= Government Telephone Preference Scheme =

Call prioritisation in UK emergencies

The Government Telephone Preference Scheme (GTPS) was a British system for limiting outgoing calls from landlines if the network was overloaded during an emergency. Numbers registered under the GTPS were still be able to make outgoing calls if the service was limited. All telephones were still be able to receive calls. The scheme was decommissioned in 2017.

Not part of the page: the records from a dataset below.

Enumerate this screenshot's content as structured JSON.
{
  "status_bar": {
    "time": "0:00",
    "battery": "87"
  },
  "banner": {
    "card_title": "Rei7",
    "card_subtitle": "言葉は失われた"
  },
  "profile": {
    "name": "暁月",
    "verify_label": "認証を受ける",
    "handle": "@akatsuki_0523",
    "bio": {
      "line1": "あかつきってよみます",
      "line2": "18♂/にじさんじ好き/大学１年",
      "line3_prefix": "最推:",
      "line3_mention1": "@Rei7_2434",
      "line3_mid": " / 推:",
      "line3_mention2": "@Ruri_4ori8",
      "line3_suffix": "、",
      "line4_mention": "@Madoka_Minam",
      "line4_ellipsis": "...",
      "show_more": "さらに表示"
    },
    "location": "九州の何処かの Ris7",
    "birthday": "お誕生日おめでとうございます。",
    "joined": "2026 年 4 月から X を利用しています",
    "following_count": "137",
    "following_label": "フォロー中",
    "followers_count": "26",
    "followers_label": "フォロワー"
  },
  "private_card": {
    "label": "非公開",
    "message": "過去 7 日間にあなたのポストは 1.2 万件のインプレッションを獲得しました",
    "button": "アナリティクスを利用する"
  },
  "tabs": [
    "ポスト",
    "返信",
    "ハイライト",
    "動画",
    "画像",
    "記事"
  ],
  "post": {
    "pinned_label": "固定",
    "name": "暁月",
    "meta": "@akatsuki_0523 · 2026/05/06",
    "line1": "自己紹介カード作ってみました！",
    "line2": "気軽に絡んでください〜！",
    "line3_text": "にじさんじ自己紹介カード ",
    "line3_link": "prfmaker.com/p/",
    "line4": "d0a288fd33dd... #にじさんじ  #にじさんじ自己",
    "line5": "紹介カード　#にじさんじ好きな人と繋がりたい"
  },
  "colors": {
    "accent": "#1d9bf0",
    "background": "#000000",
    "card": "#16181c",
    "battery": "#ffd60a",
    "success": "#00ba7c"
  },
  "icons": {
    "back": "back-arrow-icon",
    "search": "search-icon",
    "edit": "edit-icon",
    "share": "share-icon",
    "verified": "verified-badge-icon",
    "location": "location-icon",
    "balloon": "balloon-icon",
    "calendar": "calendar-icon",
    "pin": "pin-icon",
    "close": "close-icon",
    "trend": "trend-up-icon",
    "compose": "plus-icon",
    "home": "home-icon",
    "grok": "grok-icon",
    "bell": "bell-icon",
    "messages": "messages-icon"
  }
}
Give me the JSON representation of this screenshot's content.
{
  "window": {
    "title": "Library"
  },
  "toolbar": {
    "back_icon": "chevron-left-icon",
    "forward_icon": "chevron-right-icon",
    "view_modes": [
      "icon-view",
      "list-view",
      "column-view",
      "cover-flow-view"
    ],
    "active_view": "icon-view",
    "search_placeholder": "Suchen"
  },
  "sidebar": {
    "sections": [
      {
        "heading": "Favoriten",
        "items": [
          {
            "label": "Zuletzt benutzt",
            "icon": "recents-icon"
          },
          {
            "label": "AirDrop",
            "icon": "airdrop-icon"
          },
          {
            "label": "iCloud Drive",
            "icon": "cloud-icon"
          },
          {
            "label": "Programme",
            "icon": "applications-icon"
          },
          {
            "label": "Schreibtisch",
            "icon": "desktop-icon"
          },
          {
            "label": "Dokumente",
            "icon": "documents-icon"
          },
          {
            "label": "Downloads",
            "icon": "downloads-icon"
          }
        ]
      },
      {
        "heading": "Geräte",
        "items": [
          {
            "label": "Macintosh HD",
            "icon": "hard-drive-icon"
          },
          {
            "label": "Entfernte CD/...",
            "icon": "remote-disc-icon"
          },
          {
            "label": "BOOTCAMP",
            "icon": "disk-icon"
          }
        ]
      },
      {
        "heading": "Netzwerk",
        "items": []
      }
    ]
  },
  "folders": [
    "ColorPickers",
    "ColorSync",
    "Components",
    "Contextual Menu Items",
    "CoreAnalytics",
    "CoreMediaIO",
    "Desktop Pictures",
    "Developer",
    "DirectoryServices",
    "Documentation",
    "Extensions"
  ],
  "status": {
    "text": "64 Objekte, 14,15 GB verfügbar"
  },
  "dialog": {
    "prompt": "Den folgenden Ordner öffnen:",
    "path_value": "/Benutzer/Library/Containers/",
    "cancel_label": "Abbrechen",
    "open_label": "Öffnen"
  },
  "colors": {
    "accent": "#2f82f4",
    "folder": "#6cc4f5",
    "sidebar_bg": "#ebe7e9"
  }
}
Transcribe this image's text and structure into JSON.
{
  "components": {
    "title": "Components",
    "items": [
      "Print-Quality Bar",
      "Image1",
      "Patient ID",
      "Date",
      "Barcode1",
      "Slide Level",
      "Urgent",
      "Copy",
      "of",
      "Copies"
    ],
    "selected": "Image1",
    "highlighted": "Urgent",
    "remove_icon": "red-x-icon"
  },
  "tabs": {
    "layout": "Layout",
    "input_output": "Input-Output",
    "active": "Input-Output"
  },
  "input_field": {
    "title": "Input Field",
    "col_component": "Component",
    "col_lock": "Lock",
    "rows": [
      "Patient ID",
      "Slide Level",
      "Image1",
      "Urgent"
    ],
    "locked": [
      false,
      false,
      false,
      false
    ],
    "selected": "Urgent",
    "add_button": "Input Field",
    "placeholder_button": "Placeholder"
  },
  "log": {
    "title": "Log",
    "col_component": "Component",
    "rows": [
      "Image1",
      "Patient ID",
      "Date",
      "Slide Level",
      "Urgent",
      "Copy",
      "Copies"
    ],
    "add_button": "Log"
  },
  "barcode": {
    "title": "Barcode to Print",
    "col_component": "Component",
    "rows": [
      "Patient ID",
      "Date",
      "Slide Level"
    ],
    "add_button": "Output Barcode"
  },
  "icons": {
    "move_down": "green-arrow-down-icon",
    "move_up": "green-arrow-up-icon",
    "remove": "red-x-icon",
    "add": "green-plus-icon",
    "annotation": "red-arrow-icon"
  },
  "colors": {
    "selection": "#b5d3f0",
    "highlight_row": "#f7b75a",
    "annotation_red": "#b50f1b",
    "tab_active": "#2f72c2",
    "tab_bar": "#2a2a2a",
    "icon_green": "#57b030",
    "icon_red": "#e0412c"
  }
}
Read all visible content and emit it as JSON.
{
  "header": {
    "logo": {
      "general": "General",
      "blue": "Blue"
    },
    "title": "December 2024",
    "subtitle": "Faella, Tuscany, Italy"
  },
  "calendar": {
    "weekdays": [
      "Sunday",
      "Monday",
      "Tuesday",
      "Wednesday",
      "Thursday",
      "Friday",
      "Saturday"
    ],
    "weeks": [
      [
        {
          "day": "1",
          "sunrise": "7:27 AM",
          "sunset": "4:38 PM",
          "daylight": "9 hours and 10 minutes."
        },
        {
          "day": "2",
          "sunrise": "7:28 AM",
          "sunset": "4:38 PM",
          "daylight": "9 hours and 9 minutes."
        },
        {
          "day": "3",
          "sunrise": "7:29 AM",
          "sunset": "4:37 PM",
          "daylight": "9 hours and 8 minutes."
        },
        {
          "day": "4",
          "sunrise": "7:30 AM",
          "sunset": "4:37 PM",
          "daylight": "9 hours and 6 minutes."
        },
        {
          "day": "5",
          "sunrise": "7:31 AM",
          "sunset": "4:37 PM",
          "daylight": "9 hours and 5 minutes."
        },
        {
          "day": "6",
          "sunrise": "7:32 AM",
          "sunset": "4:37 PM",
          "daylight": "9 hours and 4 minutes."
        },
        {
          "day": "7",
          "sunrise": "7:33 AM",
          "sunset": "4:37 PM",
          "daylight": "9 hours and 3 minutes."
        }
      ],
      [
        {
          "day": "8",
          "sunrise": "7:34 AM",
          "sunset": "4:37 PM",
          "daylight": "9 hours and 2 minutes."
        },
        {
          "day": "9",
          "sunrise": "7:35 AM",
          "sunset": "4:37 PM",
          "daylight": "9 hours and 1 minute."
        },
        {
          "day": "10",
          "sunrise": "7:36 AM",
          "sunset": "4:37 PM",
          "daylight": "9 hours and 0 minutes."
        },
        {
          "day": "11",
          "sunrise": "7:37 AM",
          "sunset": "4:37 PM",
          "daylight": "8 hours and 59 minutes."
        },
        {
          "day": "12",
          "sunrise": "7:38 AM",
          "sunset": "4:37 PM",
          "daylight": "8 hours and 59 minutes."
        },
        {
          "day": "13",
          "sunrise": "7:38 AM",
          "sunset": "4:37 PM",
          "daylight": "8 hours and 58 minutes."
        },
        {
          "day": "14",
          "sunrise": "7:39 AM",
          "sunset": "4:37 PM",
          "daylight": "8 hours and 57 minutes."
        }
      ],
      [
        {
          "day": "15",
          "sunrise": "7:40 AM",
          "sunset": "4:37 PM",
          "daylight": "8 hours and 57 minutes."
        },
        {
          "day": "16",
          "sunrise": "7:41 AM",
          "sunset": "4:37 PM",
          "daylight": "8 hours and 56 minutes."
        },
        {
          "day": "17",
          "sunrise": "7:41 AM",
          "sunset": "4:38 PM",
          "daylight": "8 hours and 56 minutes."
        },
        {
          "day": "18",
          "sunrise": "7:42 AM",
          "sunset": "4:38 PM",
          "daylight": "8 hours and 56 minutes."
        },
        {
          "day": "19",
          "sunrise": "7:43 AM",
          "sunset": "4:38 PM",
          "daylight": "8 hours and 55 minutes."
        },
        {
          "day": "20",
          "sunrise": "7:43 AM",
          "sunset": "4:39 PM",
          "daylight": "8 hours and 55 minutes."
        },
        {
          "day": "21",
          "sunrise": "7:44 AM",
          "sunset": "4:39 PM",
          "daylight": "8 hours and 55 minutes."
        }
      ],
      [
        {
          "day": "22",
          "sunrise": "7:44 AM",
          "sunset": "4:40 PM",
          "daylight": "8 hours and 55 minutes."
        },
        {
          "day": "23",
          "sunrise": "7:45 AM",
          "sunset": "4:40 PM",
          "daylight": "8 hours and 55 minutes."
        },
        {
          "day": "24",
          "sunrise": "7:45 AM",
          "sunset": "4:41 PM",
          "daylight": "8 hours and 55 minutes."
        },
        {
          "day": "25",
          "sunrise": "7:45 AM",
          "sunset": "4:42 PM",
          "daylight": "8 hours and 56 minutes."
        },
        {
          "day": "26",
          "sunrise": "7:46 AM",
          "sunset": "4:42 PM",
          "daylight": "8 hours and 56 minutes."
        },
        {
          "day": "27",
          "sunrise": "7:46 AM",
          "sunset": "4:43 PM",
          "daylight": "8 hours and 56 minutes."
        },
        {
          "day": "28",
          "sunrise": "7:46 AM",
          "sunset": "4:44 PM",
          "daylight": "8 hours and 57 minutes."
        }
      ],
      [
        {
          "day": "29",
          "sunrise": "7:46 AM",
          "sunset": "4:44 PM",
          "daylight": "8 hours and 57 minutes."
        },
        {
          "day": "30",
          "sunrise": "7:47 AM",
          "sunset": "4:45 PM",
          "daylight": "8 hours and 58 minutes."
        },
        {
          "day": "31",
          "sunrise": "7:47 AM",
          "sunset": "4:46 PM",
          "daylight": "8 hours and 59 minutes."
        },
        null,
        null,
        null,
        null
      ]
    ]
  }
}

There were three categories of use – the most essential were called Preference Category I, limited to 2% of lines of a telephone exchange. According to a British government document, they were intended to be limited to "lines vital to the prosecution of war and to national survival". The second category – Preference Category II – were for lines needed for the community and these and Preference Category II were limited in total to 10% of the exchange. All other users were in Category III.

Within the Cold War, the GTPS would have been activated in the “Transition To War” period.

The scheme was established in the 1950s. The scheme ceased to accept new numbers from 2013 due to the replacement by service providers of the infrastructure over which the scheme operated. The scheme was decommissioned in 2017.

Phones on the scheme included armed forces headquarters, local authority emergency planning centres, emergency services such as police, fire and ambulance and public telephone boxes. Since 1992 the United Kingdom Warning and Monitoring Organisation and Royal Observer Corps operational lines have been deleted from the scheme.

A similar scheme limiting mobile telephone access is called MTPAS (formerly ACCOLC).